Tym razem zakwalifikowałam się na TestMeToo do testowania wody Żywiec - to będzie moje pierwsze testowanie z tym portalem.
7 maj 2016
Kiedy zostałam szczęśliwą testerką Żywca Zdój Soczysty
myślałam, że dostanę do wypróbowania wodę mineralną z zawartością soku
jabłkowego – kojarzył się mi on jako produkt „fit” (nie wiem skąd mi się to
wzięło). Jednak po wnikliwym
przestudiowaniu etykiety zauważyłam, że jest to napój
niegazowany jabłkowy, pasteryzowany z takim oto składem: naturalna woda
mineralna 91%, cukier, sok jabłkowy z zagęszczonego soku jabłkowego 4%, ekstrat
jabłkowy, regulator kwasowości: kwas cytrynowy, aromat, aromat naturalny.

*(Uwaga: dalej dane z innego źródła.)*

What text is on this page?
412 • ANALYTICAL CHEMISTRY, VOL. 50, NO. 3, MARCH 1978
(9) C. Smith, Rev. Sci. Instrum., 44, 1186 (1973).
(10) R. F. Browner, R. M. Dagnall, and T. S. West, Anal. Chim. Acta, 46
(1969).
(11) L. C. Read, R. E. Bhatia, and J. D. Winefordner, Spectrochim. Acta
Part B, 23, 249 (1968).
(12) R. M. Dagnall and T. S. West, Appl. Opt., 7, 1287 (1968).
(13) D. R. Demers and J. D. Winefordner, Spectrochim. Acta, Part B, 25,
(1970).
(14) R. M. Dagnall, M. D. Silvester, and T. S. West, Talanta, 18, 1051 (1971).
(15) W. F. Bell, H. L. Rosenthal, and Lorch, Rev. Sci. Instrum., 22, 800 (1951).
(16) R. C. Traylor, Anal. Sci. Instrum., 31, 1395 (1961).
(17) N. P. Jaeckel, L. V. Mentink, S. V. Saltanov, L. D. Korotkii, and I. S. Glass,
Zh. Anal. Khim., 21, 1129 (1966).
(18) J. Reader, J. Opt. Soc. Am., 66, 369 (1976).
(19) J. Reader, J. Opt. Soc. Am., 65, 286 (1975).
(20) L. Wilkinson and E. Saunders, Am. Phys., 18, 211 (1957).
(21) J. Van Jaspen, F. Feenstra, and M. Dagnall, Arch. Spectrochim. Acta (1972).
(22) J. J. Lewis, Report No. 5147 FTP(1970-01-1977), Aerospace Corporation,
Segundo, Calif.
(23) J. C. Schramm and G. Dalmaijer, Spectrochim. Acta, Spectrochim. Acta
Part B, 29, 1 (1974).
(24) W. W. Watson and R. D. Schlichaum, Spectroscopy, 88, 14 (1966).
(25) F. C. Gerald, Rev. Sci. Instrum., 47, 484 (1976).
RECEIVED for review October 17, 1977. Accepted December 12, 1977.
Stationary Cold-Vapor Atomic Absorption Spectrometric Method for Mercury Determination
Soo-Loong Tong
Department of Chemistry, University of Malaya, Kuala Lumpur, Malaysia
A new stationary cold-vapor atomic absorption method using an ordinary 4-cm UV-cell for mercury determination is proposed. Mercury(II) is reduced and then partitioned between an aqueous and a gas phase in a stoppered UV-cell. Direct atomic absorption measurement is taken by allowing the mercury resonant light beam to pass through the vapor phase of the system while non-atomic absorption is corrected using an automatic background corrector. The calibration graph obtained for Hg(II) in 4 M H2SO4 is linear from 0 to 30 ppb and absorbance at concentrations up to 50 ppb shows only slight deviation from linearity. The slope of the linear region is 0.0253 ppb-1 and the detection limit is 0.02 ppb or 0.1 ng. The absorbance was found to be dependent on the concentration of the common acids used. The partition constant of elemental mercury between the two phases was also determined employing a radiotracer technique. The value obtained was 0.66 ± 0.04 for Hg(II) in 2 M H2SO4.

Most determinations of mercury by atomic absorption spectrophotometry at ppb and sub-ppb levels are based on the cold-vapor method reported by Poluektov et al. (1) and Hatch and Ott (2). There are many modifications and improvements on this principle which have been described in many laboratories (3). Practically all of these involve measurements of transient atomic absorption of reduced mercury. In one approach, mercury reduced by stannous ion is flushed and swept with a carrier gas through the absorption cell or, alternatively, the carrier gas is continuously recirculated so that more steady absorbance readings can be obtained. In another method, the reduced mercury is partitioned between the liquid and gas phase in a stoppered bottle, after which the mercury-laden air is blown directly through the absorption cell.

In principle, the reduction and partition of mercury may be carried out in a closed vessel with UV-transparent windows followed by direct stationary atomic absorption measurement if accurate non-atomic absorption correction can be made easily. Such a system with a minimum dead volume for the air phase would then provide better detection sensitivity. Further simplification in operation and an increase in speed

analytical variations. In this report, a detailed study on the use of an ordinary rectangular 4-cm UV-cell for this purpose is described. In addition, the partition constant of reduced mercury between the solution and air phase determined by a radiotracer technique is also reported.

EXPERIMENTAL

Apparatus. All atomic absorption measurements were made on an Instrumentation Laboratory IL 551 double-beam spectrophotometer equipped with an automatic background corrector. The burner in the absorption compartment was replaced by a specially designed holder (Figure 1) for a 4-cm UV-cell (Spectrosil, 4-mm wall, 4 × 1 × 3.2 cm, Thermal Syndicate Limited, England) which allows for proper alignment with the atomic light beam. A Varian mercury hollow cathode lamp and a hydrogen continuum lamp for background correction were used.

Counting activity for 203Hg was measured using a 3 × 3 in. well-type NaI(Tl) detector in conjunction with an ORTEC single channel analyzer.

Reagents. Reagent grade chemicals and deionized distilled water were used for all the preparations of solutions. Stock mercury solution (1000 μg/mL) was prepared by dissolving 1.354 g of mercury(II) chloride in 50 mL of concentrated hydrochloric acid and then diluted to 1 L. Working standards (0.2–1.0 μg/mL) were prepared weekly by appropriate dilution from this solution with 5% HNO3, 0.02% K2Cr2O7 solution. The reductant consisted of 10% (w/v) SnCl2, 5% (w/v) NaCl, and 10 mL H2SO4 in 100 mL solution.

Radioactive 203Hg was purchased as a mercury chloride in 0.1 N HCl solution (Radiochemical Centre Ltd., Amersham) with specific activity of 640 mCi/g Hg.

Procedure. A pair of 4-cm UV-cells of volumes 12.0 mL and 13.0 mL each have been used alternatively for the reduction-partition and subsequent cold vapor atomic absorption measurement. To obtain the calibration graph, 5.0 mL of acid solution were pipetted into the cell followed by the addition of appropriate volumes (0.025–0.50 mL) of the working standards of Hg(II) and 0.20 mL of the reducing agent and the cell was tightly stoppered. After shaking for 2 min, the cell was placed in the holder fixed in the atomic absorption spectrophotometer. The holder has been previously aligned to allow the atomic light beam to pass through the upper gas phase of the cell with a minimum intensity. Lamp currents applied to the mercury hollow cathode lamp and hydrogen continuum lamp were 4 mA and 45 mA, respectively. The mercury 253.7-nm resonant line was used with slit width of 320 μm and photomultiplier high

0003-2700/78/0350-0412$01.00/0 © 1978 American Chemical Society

Jak dla mnie, Żywiec Zdrój
Soczysty, jest trochę za słodki, z tym,
że ta słodycz jest mniej odczuwalna, gdy pije się go schłodzonego lub z lodem –
i w takiej wersji najbardziej mi smakuje. Doskonale nadaje się do posiłku – np.
zamiast kompotu, a poręczna butelka
sprawia, że można go zabrać ze sobą na spacer, trening czy do pracy – z łatwością
mieści się w mojej torebce. W wersji schłodzonej skutecznie gasi pragnienie i
orzeźwia. Podoba mi się również kolorystyka i grafika etykiety – jest kolorowa
i czytelne są na niej wszystkie ważne informacje.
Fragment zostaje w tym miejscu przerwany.